Raúl Mansilla | Soñando a Marylin en el Limay


Raúl Mansilla | Soñando a Marylin en el Limay


Mojó sus dos dedos de frente en el Río Limay
Sacudió su cabello exprimido por el vino en caja
y otras sustancias on the rocks
Se tiró panza arriba y a dormir.
Los pájaros hacían la suya, los grandes picoteaban con
sabiduría, los chicos y las chicas, ya se sabe,
chapoteaban.

Cuando abrió los ojos quiso hacer animales
con las nubes, pero Neuquén no era la rioja,
y acá hay otras nubes, son como cuadros de Modigliani,
estiradas, prontas a retirarse a mejor vida, dentro de
botellas New Age.

De nuevo cerró los ojos y pensó en el viento de pampa
salamanca levantando el vestido de marylin monroe y
no sólo se humedeció el mundo en ese momento
personal sino que se paró y no continuó la vida contra
lo que solía decir Darwin.

El viento comenzó a correr como dos EPULUF,
dirían los mapuches.

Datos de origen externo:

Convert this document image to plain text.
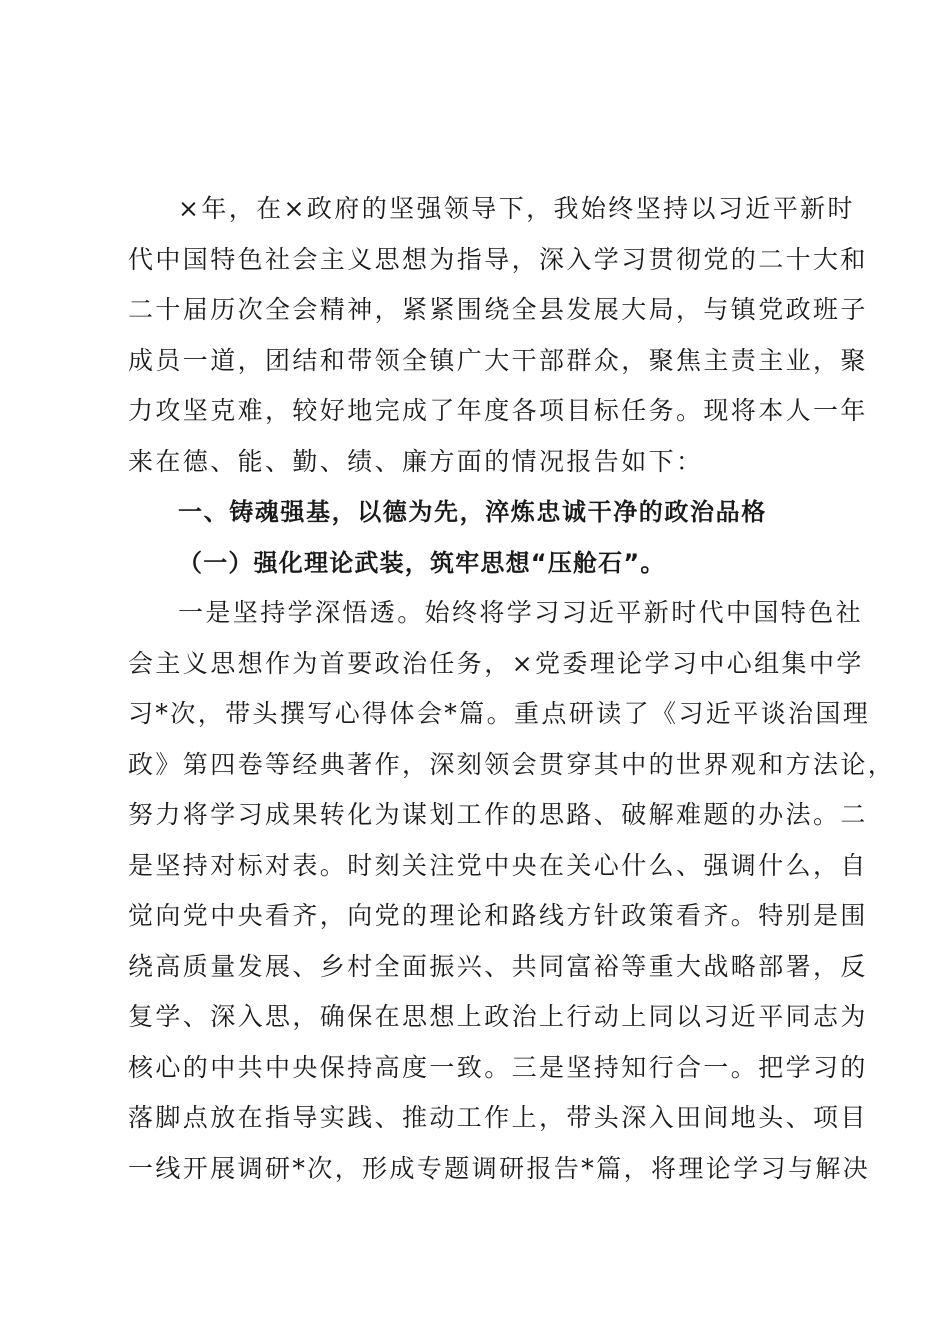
×年，在×政府的坚强领导下，我始终坚持以习近平新时
代中国特色社会主义思想为指导，深入学习贯彻党的二十大和
二十届历次全会精神，紧紧围绕全县发展大局，与镇党政班子
成员一道，团结和带领全镇广大干部群众，聚焦主责主业，聚
力攻坚克难，较好地完成了年度各项目标任务。现将本人一年
来在德、能、勤、绩、廉方面的情况报告如下：
一、铸魂强基，以德为先，淬炼忠诚干净的政治品格
（一）强化理论武装，筑牢思想“压舱石”。
一是坚持学深悟透。始终将学习习近平新时代中国特色社
会主义思想作为首要政治任务，×党委理论学习中心组集中学
习*次，带头撰写心得体会*篇。重点研读了《习近平谈治国理
政》第四卷等经典著作，深刻领会贯穿其中的世界观和方法论，
努力将学习成果转化为谋划工作的思路、破解难题的办法。二
是坚持对标对表。时刻关注党中央在关心什么、强调什么，自
觉向党中央看齐，向党的理论和路线方针政策看齐。特别是围
绕高质量发展、乡村全面振兴、共同富裕等重大战略部署，反
复学、深入思，确保在思想上政治上行动上同以习近平同志为
核心的中共中央保持高度一致。三是坚持知行合一。把学习的
落脚点放在指导实践、推动工作上，带头深入田间地头、项目
一线开展调研*次，形成专题调研报告*篇，将理论学习与解决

El viento, y pensó en los 
camiones volcados en comodoro, y dijo: "no todo
es seda, el viento de picún nace en la mawida roja
del chachil,

y en su corta vida deja capullos de neneo y
jarilla en las puertas de los intrusos que miran
al oeste".

TEXTUAL

Aunque la oralidad es la que más pierde, sonó
nuevamente un río, el chubut, que fue soñado
tantas veces, eso no impidió que el agente le
pegara despacito en la pierna, 
pidiéndole que se levantara, 
porque había familias con niños que también
correteaban EPULEF
y que debía lavarse la cara si no quería ir a la
seccional y también le pidieron documentos
que tenía pero estaban húmedos
como la bombacha de marylin.


Raúl Mansilla (Comodoro Rivadavia, Chubut, 1959), Oralidad esquizoide. Ediciones del Genpin. 2010.